A show at the Smith College Museum of Art (SCMA) features 50 remarkable images that document hard times during the 1930s. “Documents” is the correct word; despite the tragedy in front of the lenses and sketch pads, the 1930s was a golden age for documentarians. Courtesy of President Franklin Roosevelt’s New Deal programs, the government actually hired unemployed artists and writers to make sure future generations would understand the human cost of the economic crisis. The only other silver lining in all of this is that women made their mark in ways they might not have otherwise. Dorothea Lange took what is arguably the most famous photograph in American history: “Migrant Mother,” an image reproduced so often there is no need to describe it. Is it even possible to discuss the Depression without seeing it? The SCMA has a print, but it’s not the center of Dust Bowl of Dog Soup.
The bulk of the photos at the SCMA are from Arthur Rothstein (1915-85). He was/is highly regarded, but generally takes a backseat to more famous colleagues such as Lange, Margaret Bourke-White, Walker Evans, Gordon Parks, and Russell Lee. There is no point to comparisons, but few photojournalists were as active as Rothstein. Nor did many surpass his sensitivity to his subjects.

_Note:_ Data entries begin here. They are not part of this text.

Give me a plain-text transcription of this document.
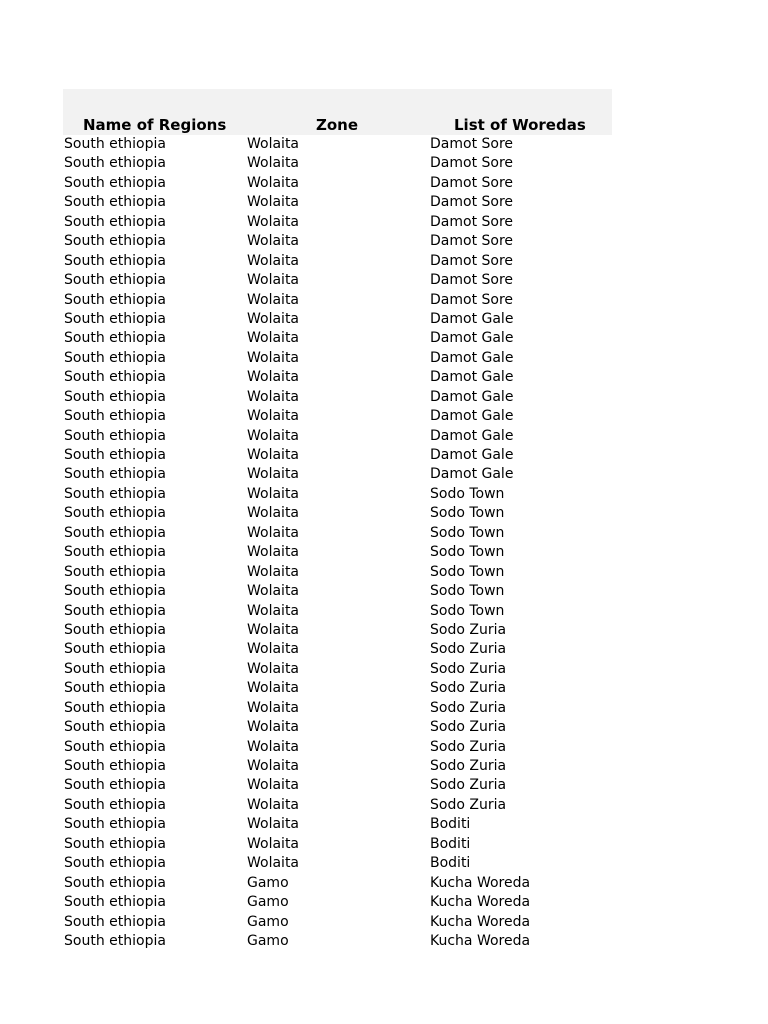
Name of Regions	Zone	List of Woredas
South ethiopia	Wolaita	Damot Sore
South ethiopia	Wolaita	Damot Sore
South ethiopia	Wolaita	Damot Sore
South ethiopia	Wolaita	Damot Sore
South ethiopia	Wolaita	Damot Sore
South ethiopia	Wolaita	Damot Sore
South ethiopia	Wolaita	Damot Sore
South ethiopia	Wolaita	Damot Sore
South ethiopia	Wolaita	Damot Sore
South ethiopia	Wolaita	Damot Gale
South ethiopia	Wolaita	Damot Gale
South ethiopia	Wolaita	Damot Gale
South ethiopia	Wolaita	Damot Gale
South ethiopia	Wolaita	Damot Gale
South ethiopia	Wolaita	Damot Gale
South ethiopia	Wolaita	Damot Gale
South ethiopia	Wolaita	Damot Gale
South ethiopia	Wolaita	Damot Gale
South ethiopia	Wolaita	Sodo Town
South ethiopia	Wolaita	Sodo Town
South ethiopia	Wolaita	Sodo Town
South ethiopia	Wolaita	Sodo Town
South ethiopia	Wolaita	Sodo Town
South ethiopia	Wolaita	Sodo Town
South ethiopia	Wolaita	Sodo Town
South ethiopia	Wolaita	Sodo Zuria
South ethiopia	Wolaita	Sodo Zuria
South ethiopia	Wolaita	Sodo Zuria
South ethiopia	Wolaita	Sodo Zuria
South ethiopia	Wolaita	Sodo Zuria
South ethiopia	Wolaita	Sodo Zuria
South ethiopia	Wolaita	Sodo Zuria
South ethiopia	Wolaita	Sodo Zuria
South ethiopia	Wolaita	Sodo Zuria
South ethiopia	Wolaita	Sodo Zuria
South ethiopia	Wolaita	Boditi
South ethiopia	Wolaita	Boditi
South ethiopia	Wolaita	Boditi
South ethiopia	Gamo	Kucha Woreda
South ethiopia	Gamo	Kucha Woreda
South ethiopia	Gamo	Kucha Woreda
South ethiopia	Gamo	Kucha Woreda
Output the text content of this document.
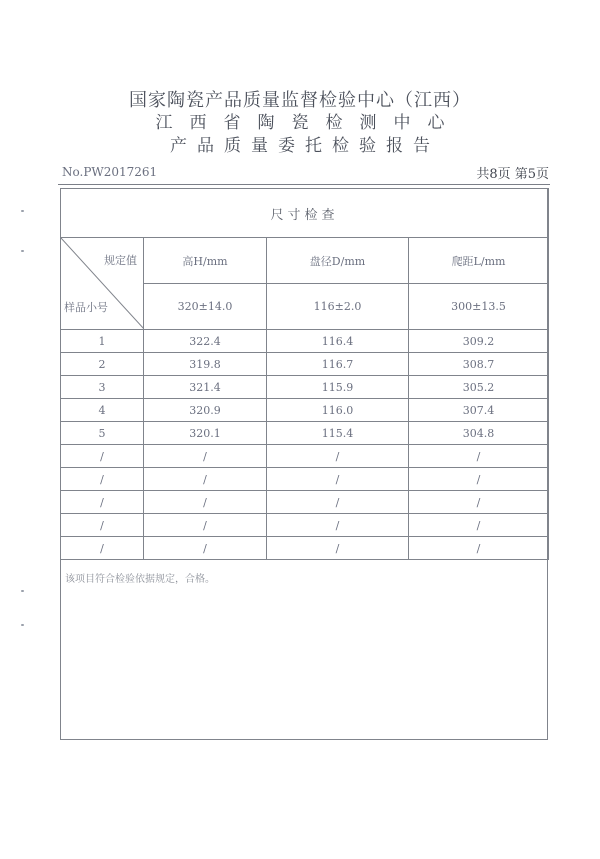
国家陶瓷产品质量监督检验中心（江西）
江西省陶瓷检测中心
产品质量委托检验报告
No.PW2017261	共8页 第5页
尺寸检查			

规定值
样品小号	高H/mm	盘径D/mm	爬距L/mm
	320±14.0	116±2.0	300±13.5
1	322.4	116.4	309.2
2	319.8	116.7	308.7
3	321.4	115.9	305.2
4	320.9	116.0	307.4
5	320.1	115.4	304.8
/	/	/	/
/	/	/	/
/	/	/	/
/	/	/	/
/	/	/	/
该项目符合检验依据规定，合格。
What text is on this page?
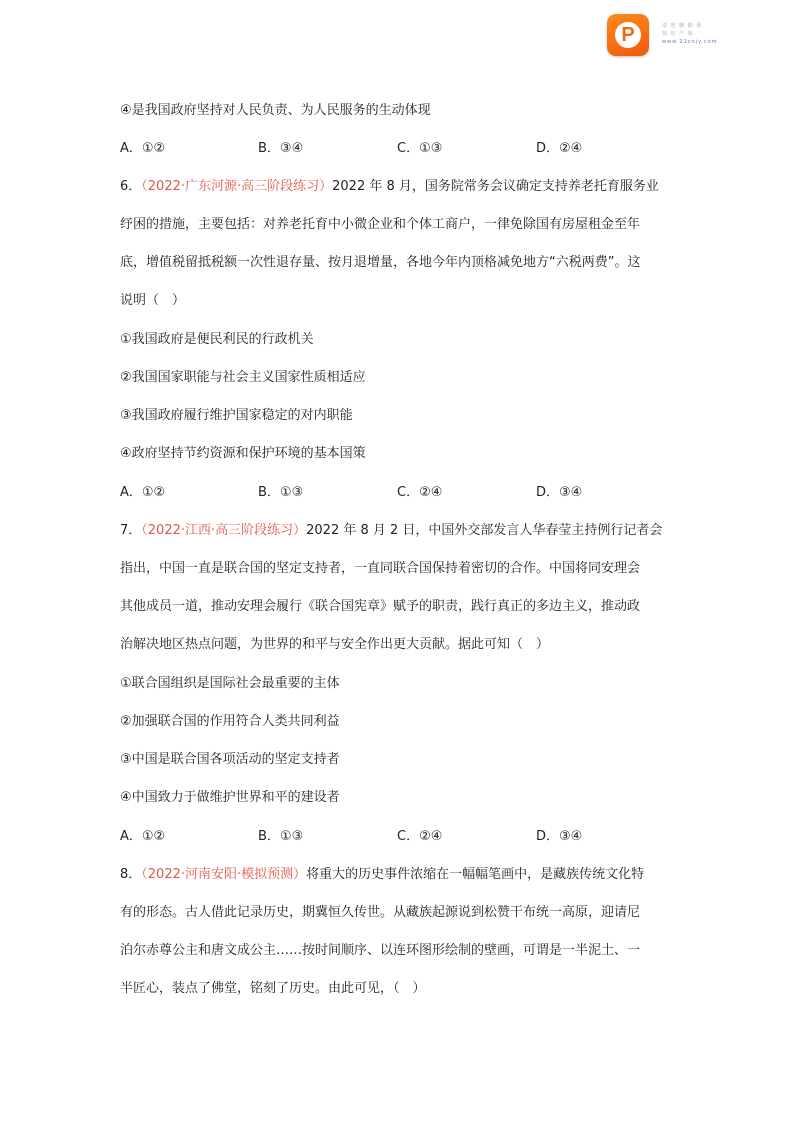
P	请 您 删 除 我
知 识 产 权
www.21cnjy.com
④是我国政府坚持对人民负责、为人民服务的生动体现
A．①②	B．③④	C．①③	D．②④
6．（2022·广东河源·高三阶段练习）2022 年 8 月，国务院常务会议确定支持养老托育服务业
纾困的措施，主要包括：对养老托育中小微企业和个体工商户，一律免除国有房屋租金至年
底，增值税留抵税额一次性退存量、按月退增量，各地今年内顶格减免地方“六税两费”。这
说明（　）
①我国政府是便民利民的行政机关
②我国国家职能与社会主义国家性质相适应
③我国政府履行维护国家稳定的对内职能
④政府坚持节约资源和保护环境的基本国策
A．①②	B．①③	C．②④	D．③④
7．（2022·江西·高三阶段练习）2022 年 8 月 2 日，中国外交部发言人华春莹主持例行记者会
指出，中国一直是联合国的坚定支持者，一直同联合国保持着密切的合作。中国将同安理会
其他成员一道，推动安理会履行《联合国宪章》赋予的职责，践行真正的多边主义，推动政
治解决地区热点问题，为世界的和平与安全作出更大贡献。据此可知（　）
①联合国组织是国际社会最重要的主体
②加强联合国的作用符合人类共同利益
③中国是联合国各项活动的坚定支持者
④中国致力于做维护世界和平的建设者
A．①②	B．①③	C．②④	D．③④
8．（2022·河南安阳·模拟预测）将重大的历史事件浓缩在一幅幅笔画中，是藏族传统文化特
有的形态。古人借此记录历史，期冀恒久传世。从藏族起源说到松赞干布统一高原，迎请尼
泊尔赤尊公主和唐文成公主……按时间顺序、以连环图形绘制的壁画，可谓是一半泥土、一
半匠心，装点了佛堂，铭刻了历史。由此可见，（　）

Rothstein was an unlikely recorder of rural woes. Who could have imagined that the son of Jewish immigrants who grew up and lived in New York City would be comfortable tramping through the American backwaters? Or that one who had never turned a spade of dirt would relate to farmers and migrants, or feel their despair over silted over fields, toiling in mines, and being forced onto the road in jalopies held together with bailing wire?

By featuring Rothstein photos from its collections, the SCMA show encourages us to look deeply into his images. In a way, Depression Era photo shows are often akin to the permanent collections at big museums. By this I mean that visitors tend to give short shrift to artists with big talent but little fame. Can you name another work at the Louvre that’s in the same room as the Mona Lisa? Rothstein was a great photographer and seeing his work out of the shadow of his more celebrated peers drives this home. Check out his images from Gee’s Bend, that African-American enclave of Alabama that would later win renown for its quilters.

Rothstein isn’t the only artist in the show, nor is photography the only medium presented. Henry Sternberg gives us a slice of urban life in his 1930 etching “Subway Car.” Peggy Bacon used pastels in “Hectic Life” to capture the pulse of the street, and Riva Helfond used lithography in her “Custom Made” to depict a seamstress toiling at home. You can be assured it was for a pittance. Irwin Hoffman turned to etching for strong images of work in “The Stoker” (1935) and of those relying on charity in “Soup Kitchen” (1934).  

 
The SCMA exhibition also shows another side of the Depression. With just a few carefully curated examples from magazines and popular publications, we see that not even indescribable poverty slowed the pace of commercial advertising. Think it’s difficult to flog soap, lurid fiction, or over-the-counter remedies during the Depression? Think again.

Hats off to the SCMA for a small show that screams social significance in ways that splashy blockbusters seldom do. Hie thee hence to this thoughtful exhibit.

Rob Weir

3 comments:

Unknown said...

Thanks so much for your extensive review. It is always harder to draw attention to the smaller exhibits in our museum and I am always happy when people find them and appreciate them.